The common thread that links the stories and columns in What’s Up Yukon each week boils down to two words – creativity and commitment.

From the outset, this magazine has had a strong focus on arts and entertainment, where creativity is a given.

Musicians, dancers, actors, visual artists, writers, photographers, filmmakers, et cetera have always been considered the “creative” members of society.

Artists and performers in any discipline draw on their own perspectives and resources to permit the rest of us to experience the world in new ways, whether in the hush of an art gallery, the din of a rock concert, or the artificial reality of a play or film.

Getting a song, a painting, a novel, or a pas de deux to that point of direct connection between producer and consumer – seemingly effortless and spontaneous – takes hundreds or thousands of hours of effort outside the spotlight.

Learning the basics of one’s craft, pushing one’s innate abilities to the limit, trying, failing, trying again, are essential to the creative process.

As the old joke goes about how to get to Carnegie Hall, the answer is practice, practice, practice.

In a word, commitment.

Another important element of What’s Up Yukon is the area of sports and physical activity.

True, we don’t take the traditional approach to sports, filling our pages with scores and statistics.

What we do instead is focus on the personal aspect – the passion that people bring to the activities they pursue, whether for fun or with a career in mind.

Anyone who has dragged themselves out of bed to take a youngster to the hockey rink hours before school starts, or has spent half their lives driving teen athletes from one practice to another, knows the commitment it takes to excel in sport.
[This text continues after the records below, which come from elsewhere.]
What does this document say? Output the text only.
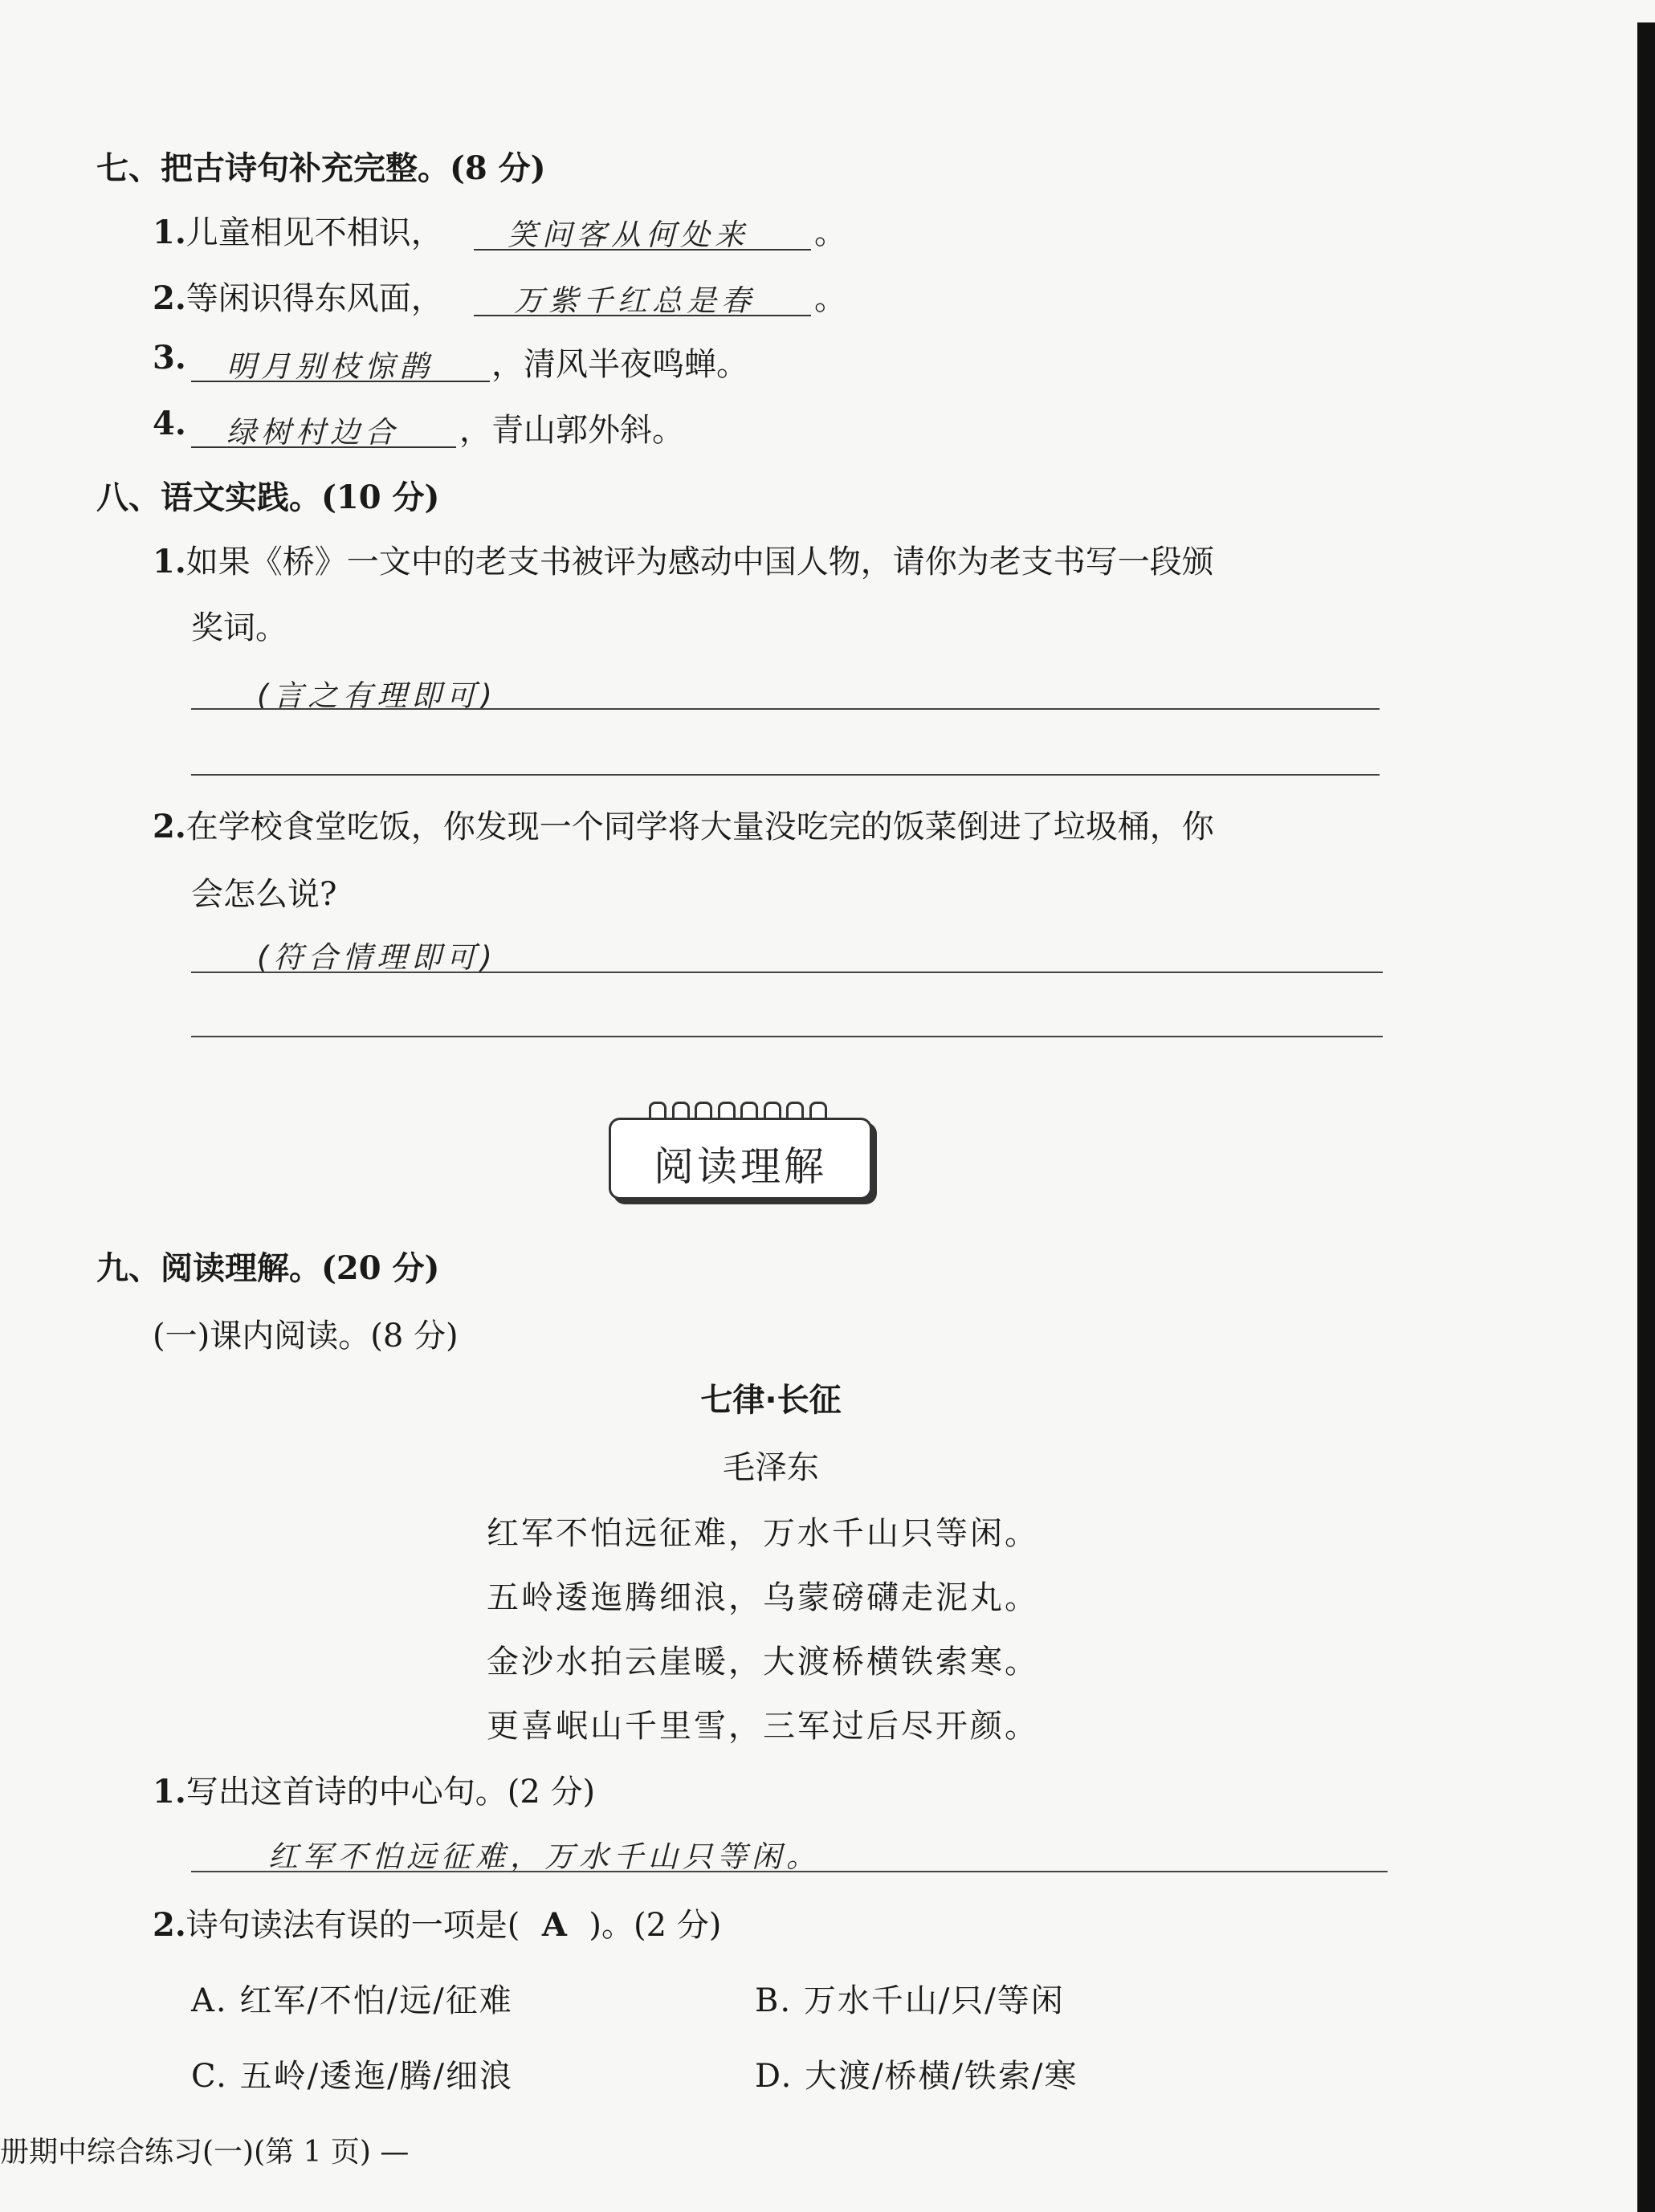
七、把古诗句补充完整。(8 分)
1.儿童相见不相识， 笑问客从何处来 。
2.等闲识得东风面， 万紫千红总是春 。
3. 明月别枝惊鹊 ，清风半夜鸣蝉。
4. 绿树村边合 ，青山郭外斜。
八、语文实践。(10 分)
1.如果《桥》一文中的老支书被评为感动中国人物，请你为老支书写一段颁
奖词。
(言之有理即可)
2.在学校食堂吃饭，你发现一个同学将大量没吃完的饭菜倒进了垃圾桶，你
会怎么说?
(符合情理即可)
阅读理解
九、阅读理解。(20 分)
(一)课内阅读。(8 分)
七律·长征
毛泽东
红军不怕远征难，万水千山只等闲。
五岭逶迤腾细浪，乌蒙磅礴走泥丸。
金沙水拍云崖暖，大渡桥横铁索寒。
更喜岷山千里雪，三军过后尽开颜。
1.写出这首诗的中心句。(2 分)
红军不怕远征难，万水千山只等闲。
2.诗句读法有误的一项是( A )。(2 分)
A. 红军/不怕/远/征难	B. 万水千山/只/等闲
C. 五岭/逶迤/腾/细浪	D. 大渡/桥横/铁索/寒
册期中综合练习(一)(第 1 页) —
But is there creativity? You betcha.

The ability to visualize one’s goals and rally the available resources to meet those goals – individually or as a team – is no less creative for an athlete than for a concert violinist. And no less creative for a coach than for a conductor.

All these ramblings are a long-winded way to introduce a new element inWhat’s Up Yukon this week, the section called “How’s Business”.

When the decision was made to replace our sister publication How’s Business Yukon with features on Yukon’s business culture in WUY six times a year, the question facing Meg Walker and me as editors was how this content would fit with the rest of the magazine.

The answer? Like a glove.

Once again, it comes down to those two words – creativity and commitment.

You won’t see long, boring pages of stock market analysis, or announcements of who’s the new CEO of XYZ corporation.

Instead, what you will see is stories of Yukon people who are taking risks, exploring their passion, doing business in new and interesting ways.

Whether it’s starting a new restaurant, inventing a pain-relieving device, entering the Dragons’ Den to pitch your smoked salmon, or using the internet from your home in Carmacks to do business around the world, enterprising Yukoners are up to the challenge.

With creativity. And with commitment.